То обстоятельство, что руководство движением с самого начала оказалось в руках верхушки бюргерства, не могло не отразиться на его ходе и конечных результатах. Уже первые шаги комитета, имевшего реальную возможность, опираясь на основную массу горожан, добиться от совета больших уступок и взять фактическую власть в свои руки, показали, что его руководство предпочитает само идти на уступки католикам и патрициату. Так, группа 10-ти заявила на переговорах с советом 24 сентября 1529 г., что если в город будут допущены проповедники Евангелия, то она обещает, что «все папские обряды вместе со всеми попами, монахами… будут сохранены»44). Если же совет не пойдет навстречу горожанам, то комитет «не осмелится принять статьи» о взимании налога45). Нежелание 48-ми решительно бороться с советом отразилось и в следующем заявлении: «После обсуждения между собой горожане (группа 10-ти. — В.П.) ответили: «Они вынуждены настаивать на своих требованиях, но не хотят действовать против императора и… совета»»46). Мы не случайно выделили слова «вынуждены» и «хотят». Протокол переговоров очень точно передает не только внешнюю сторону событий, но и внутренние мотивы действий членов комитета. Они именно не могут {110} отказаться от требований, выдвинутых общиной, опасаясь последствий этого отказа. Они заявили совету, что будет лучше, если требования горожан осуществят власти, а не подданные, и что совету следовало бы принять во внимание пример Гамбурга, где трое или четверо в совете тоже долго противились, пока община не была вынуждена сама начать дело47). Однако за словесными предостережениями никаких практических действий со стороны комитета не последовало. Этим и объясняется бесплодность его переговоров с советом в течение нескольких последующих недель. Члены комитета были преданными сторонниками реформации и лютеровского учения, многие из них доказали это своей деятельностью на протяжении ряда лет. Но они выступали за мирное проведение реформации сверху, стремясь не допустить самостоятельных действий горожан, и ради этого были готовы пойти даже на отказ от некоторых принципиальных требований.
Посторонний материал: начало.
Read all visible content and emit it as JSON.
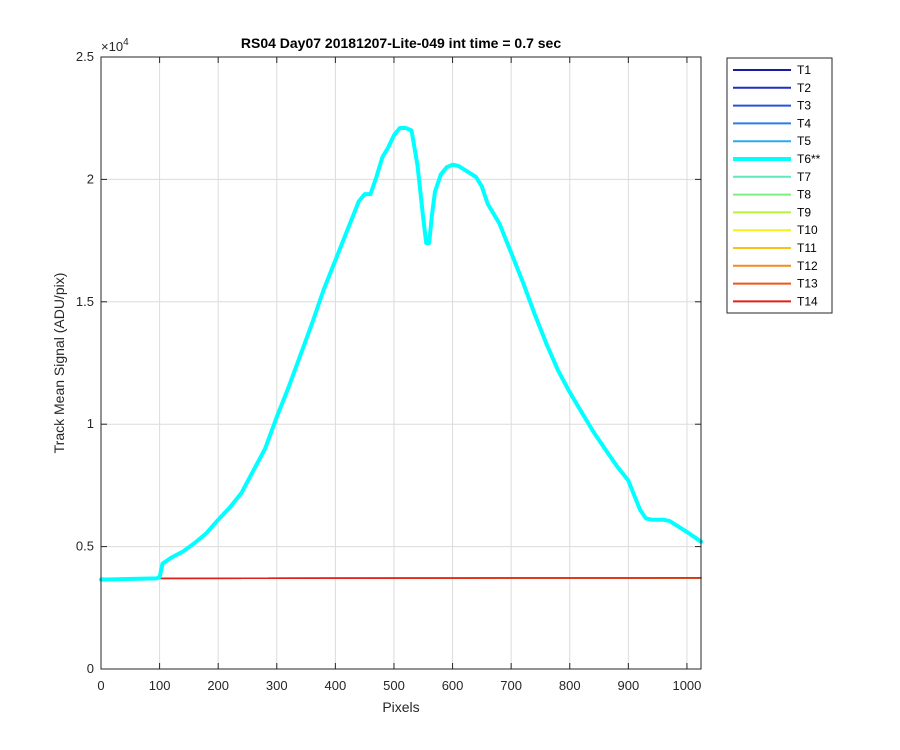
{
  "chart_data": {
    "type": "line",
    "title": "RS04 Day07 20181207-Lite-049 int time = 0.7 sec",
    "xlabel": "Pixels",
    "ylabel": "Track Mean Signal (ADU/pix)",
    "xlim": [
      0,
      1024
    ],
    "ylim": [
      0,
      25000
    ],
    "x_ticks": [
      0,
      100,
      200,
      300,
      400,
      500,
      600,
      700,
      800,
      900,
      1000
    ],
    "y_ticks": [
      0,
      5000,
      10000,
      15000,
      20000,
      25000
    ],
    "y_tick_labels": [
      "0",
      "0.5",
      "1",
      "1.5",
      "2",
      "2.5"
    ],
    "y_exponent_base": "×10",
    "y_exponent_power": "4",
    "grid": true,
    "legend_position": "outside-right",
    "series": [
      {
        "name": "T1",
        "color": "#1a1a9e",
        "x": [
          0,
          1024
        ],
        "y": [
          3700,
          3720
        ]
      },
      {
        "name": "T2",
        "color": "#1f2fbf",
        "x": [
          0,
          1024
        ],
        "y": [
          3700,
          3720
        ]
      },
      {
        "name": "T3",
        "color": "#2455d9",
        "x": [
          0,
          1024
        ],
        "y": [
          3700,
          3720
        ]
      },
      {
        "name": "T4",
        "color": "#2b7ee6",
        "x": [
          0,
          1024
        ],
        "y": [
          3700,
          3720
        ]
      },
      {
        "name": "T5",
        "color": "#2fa8eb",
        "x": [
          0,
          1024
        ],
        "y": [
          3700,
          3720
        ]
      },
      {
        "name": "T6**",
        "color": "#00ffff",
        "highlight": true,
        "x": [
          0,
          95,
          100,
          105,
          120,
          140,
          160,
          180,
          200,
          220,
          240,
          260,
          280,
          300,
          320,
          340,
          360,
          380,
          400,
          420,
          440,
          450,
          460,
          470,
          480,
          490,
          500,
          510,
          520,
          530,
          540,
          550,
          555,
          560,
          565,
          570,
          580,
          590,
          600,
          610,
          620,
          640,
          650,
          660,
          680,
          700,
          720,
          740,
          760,
          780,
          800,
          820,
          840,
          860,
          880,
          900,
          910,
          920,
          930,
          940,
          950,
          960,
          970,
          980,
          1000,
          1024
        ],
        "y": [
          3650,
          3700,
          3750,
          4300,
          4550,
          4800,
          5150,
          5550,
          6100,
          6600,
          7200,
          8100,
          9000,
          10300,
          11500,
          12800,
          14100,
          15500,
          16700,
          17900,
          19100,
          19400,
          19400,
          20100,
          20900,
          21300,
          21800,
          22100,
          22100,
          22000,
          20600,
          18400,
          17400,
          17400,
          18600,
          19500,
          20200,
          20500,
          20600,
          20550,
          20400,
          20100,
          19700,
          19000,
          18200,
          17000,
          15800,
          14500,
          13300,
          12200,
          11300,
          10500,
          9700,
          9000,
          8300,
          7700,
          7100,
          6500,
          6150,
          6100,
          6100,
          6100,
          6050,
          5900,
          5600,
          5200
        ]
      },
      {
        "name": "T7",
        "color": "#5fe8b8",
        "x": [
          0,
          1024
        ],
        "y": [
          3700,
          3720
        ]
      },
      {
        "name": "T8",
        "color": "#7ef07e",
        "x": [
          0,
          1024
        ],
        "y": [
          3700,
          3720
        ]
      },
      {
        "name": "T9",
        "color": "#b8f03a",
        "x": [
          0,
          1024
        ],
        "y": [
          3700,
          3720
        ]
      },
      {
        "name": "T10",
        "color": "#f5f01f",
        "x": [
          0,
          1024
        ],
        "y": [
          3700,
          3720
        ]
      },
      {
        "name": "T11",
        "color": "#f5c21a",
        "x": [
          0,
          1024
        ],
        "y": [
          3700,
          3720
        ]
      },
      {
        "name": "T12",
        "color": "#f58a1a",
        "x": [
          0,
          1024
        ],
        "y": [
          3700,
          3720
        ]
      },
      {
        "name": "T13",
        "color": "#f2531a",
        "x": [
          0,
          1024
        ],
        "y": [
          3700,
          3720
        ]
      },
      {
        "name": "T14",
        "color": "#e0201a",
        "x": [
          0,
          1024
        ],
        "y": [
          3700,
          3720
        ]
      }
    ]
  }
}
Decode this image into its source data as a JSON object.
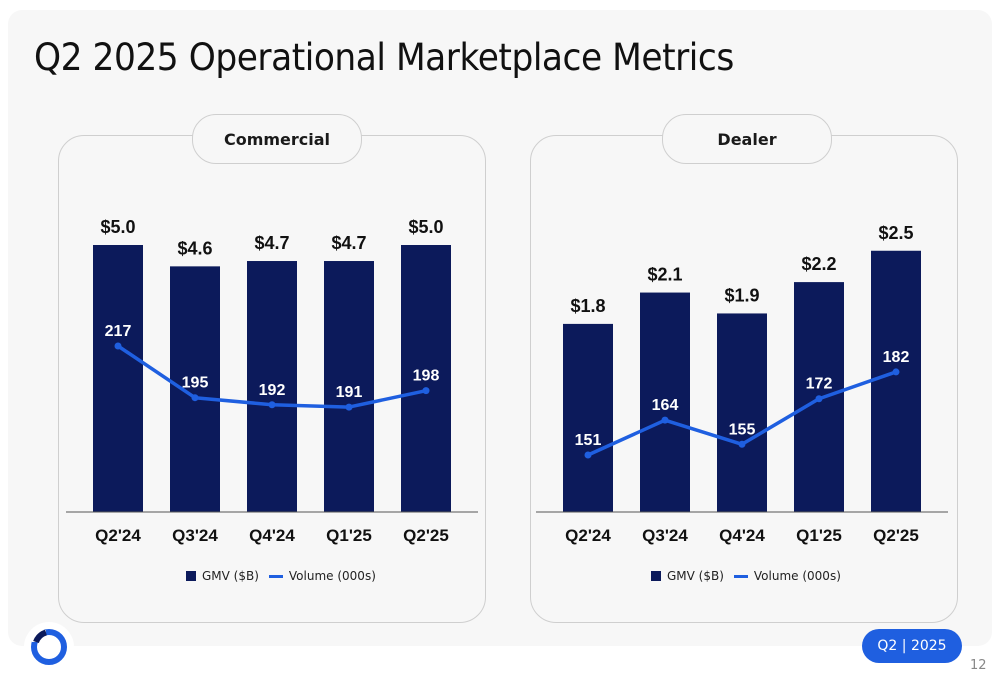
{
  "page": {
    "title": "Q2 2025 Operational Marketplace Metrics",
    "badge": "Q2 | 2025",
    "page_number": "12"
  },
  "colors": {
    "bar": "#0c1a5b",
    "line": "#1f5fe0",
    "accent": "#1f5fe0"
  },
  "icons": {
    "logo": "circle-logo-icon"
  },
  "chart_data": [
    {
      "type": "bar",
      "title": "Commercial",
      "categories": [
        "Q2'24",
        "Q3'24",
        "Q4'24",
        "Q1'25",
        "Q2'25"
      ],
      "series": [
        {
          "name": "GMV ($B)",
          "type": "bar",
          "values": [
            5.0,
            4.6,
            4.7,
            4.7,
            5.0
          ],
          "labels": [
            "$5.0",
            "$4.6",
            "$4.7",
            "$4.7",
            "$5.0"
          ]
        },
        {
          "name": "Volume (000s)",
          "type": "line",
          "values": [
            217,
            195,
            192,
            191,
            198
          ],
          "labels": [
            "217",
            "195",
            "192",
            "191",
            "198"
          ]
        }
      ],
      "legend": "bottom"
    },
    {
      "type": "bar",
      "title": "Dealer",
      "categories": [
        "Q2'24",
        "Q3'24",
        "Q4'24",
        "Q1'25",
        "Q2'25"
      ],
      "series": [
        {
          "name": "GMV ($B)",
          "type": "bar",
          "values": [
            1.8,
            2.1,
            1.9,
            2.2,
            2.5
          ],
          "labels": [
            "$1.8",
            "$2.1",
            "$1.9",
            "$2.2",
            "$2.5"
          ]
        },
        {
          "name": "Volume (000s)",
          "type": "line",
          "values": [
            151,
            164,
            155,
            172,
            182
          ],
          "labels": [
            "151",
            "164",
            "155",
            "172",
            "182"
          ]
        }
      ],
      "legend": "bottom"
    }
  ]
}
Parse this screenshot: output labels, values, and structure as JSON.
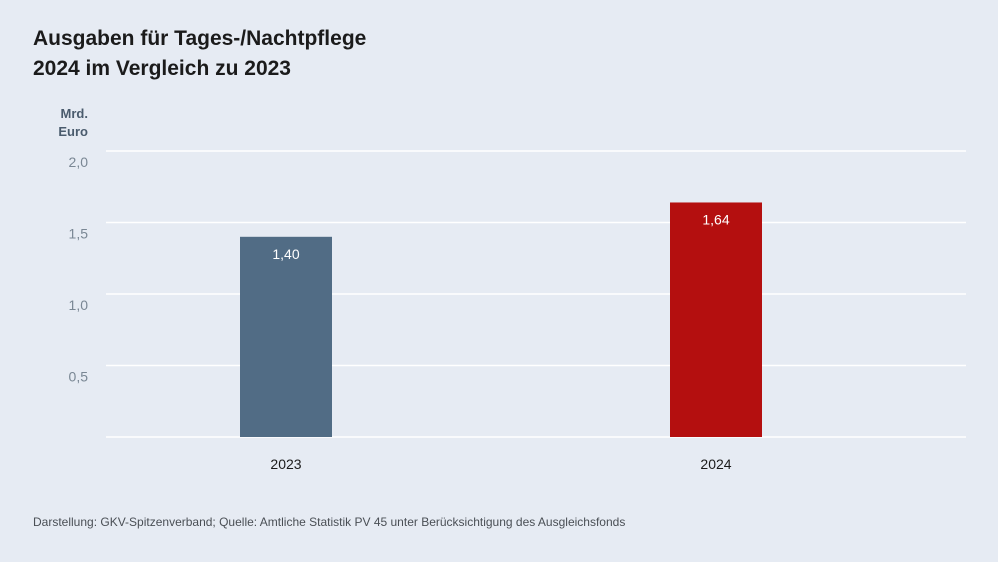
{
  "chart_data": {
    "type": "bar",
    "title_lines": [
      "Ausgaben für Tages-/Nachtpflege",
      "2024 im Vergleich zu 2023"
    ],
    "ylabel_lines": [
      "Mrd.",
      "Euro"
    ],
    "categories": [
      "2023",
      "2024"
    ],
    "values": [
      1.4,
      1.64
    ],
    "value_labels": [
      "1,40",
      "1,64"
    ],
    "ylim": [
      0,
      2.0
    ],
    "yticks": [
      0.5,
      1.0,
      1.5,
      2.0
    ],
    "ytick_labels": [
      "0,5",
      "1,0",
      "1,5",
      "2,0"
    ],
    "grid": true,
    "colors": [
      "#516c85",
      "#b40f0f"
    ],
    "source": "Darstellung: GKV-Spitzenverband; Quelle: Amtliche Statistik PV 45 unter Berücksichtigung des Ausgleichsfonds"
  },
  "theme": {
    "background": "#e6ebf3",
    "gridline": "#ffffff",
    "tick_label": "#7a8794",
    "category_label": "#1b1b1b",
    "value_label": "#ffffff"
  }
}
Между тем комитету становилось все труднее сдерживать активность горожан, настроенных гораздо решительнее своих руководителей: «…каждый человек (в городе. — В.П.) желает услышать божье слово, и если проповедь еще долго не разрешат, то может возникнуть мятеж»48). Упорство совета привело в конце концов к тому, что некоторые члены «комитета 48-ми» открыто стали высказывать возмущение. Так, старшина кузнечного цеха Петер Моленбеке заявил во второй половине октября 1529 г., что совет своими действиями наносит большой ущерб горожанам49). Хотя Моленбеке принадлежал к верхушке ремесленников, в его словах отразилось недовольство и рядовых членов комитета нерешительной позицией своего руководства, и большинства ремесленников; в ответ на требование совета наказать Моленбека, члены комитета не только отказались наказать виновного, но даже выразили готовность «жить и умереть за него»50). Впрочем, и в самом руководстве комитета стали раздаваться более решительные голоса. Например, с резкой критикой совета выступил член группы 10-ти Иоахим Зандов51).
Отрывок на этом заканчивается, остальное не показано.